Toutefois, et pour la première fois en Côte d'Ivoire, trois gendarmes et six policiers du district d'Abidjan, poursuivis pour racket, ont été condamnés, le 7 mars, par le tribunal militaire à huit mois de prison ferme et à une amende de 364 dollars pour les gendarmes, et à cinq ans d'emprisonnement et 182 dollars pour les policiers. Les faits de racket dont ils sont accusés remontent au 15 juillet 2004 pour les gendarmes et au 29 juillet 2005 pour les policiers.

Même le sommet de la police est parfois impliqué dans la corruption. Depuis le 16 mars, le commissaire Mamadou Barro de la police judiciaire est incarcéré.
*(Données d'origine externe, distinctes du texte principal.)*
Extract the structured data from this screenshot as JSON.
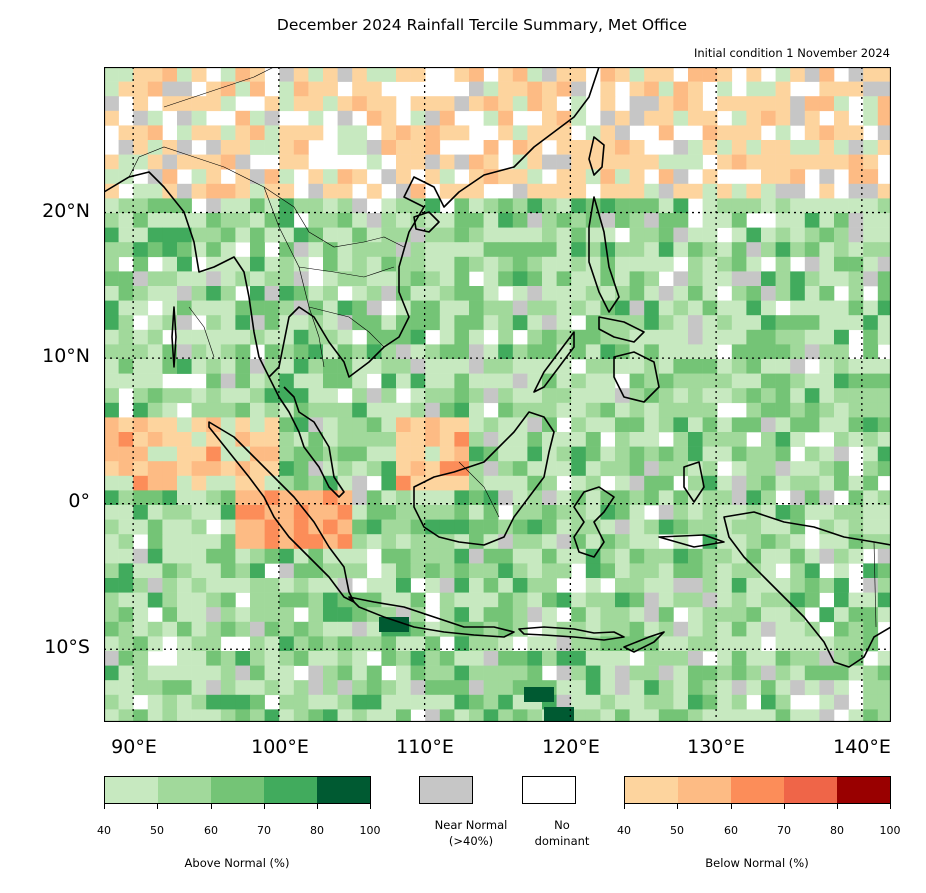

Il lui est reproché d'avoir “arrangé”, avec une télévision française, une interview de Youssouf Fofana, un chef présumé du gang des “Barbares”, qui est un Français d'origine ivoirienne, arrêté à Abidjan, le 23 février. Il a été remis à la justice française pour l'enquête sur un meurtre commis en France. Le commissaire Barro aurait reçu beaucoup d'argent pour cette interview.

“Nous sommes en guerre contre les forces de l'ordre corrompues”, a déclaré IPS, le commandant Ange Kessy Kouamé, procureur militaire de Côte d'Ivoire.

“Il nous faudra parvenir à réduire le fléau qui gangrène la corporation”.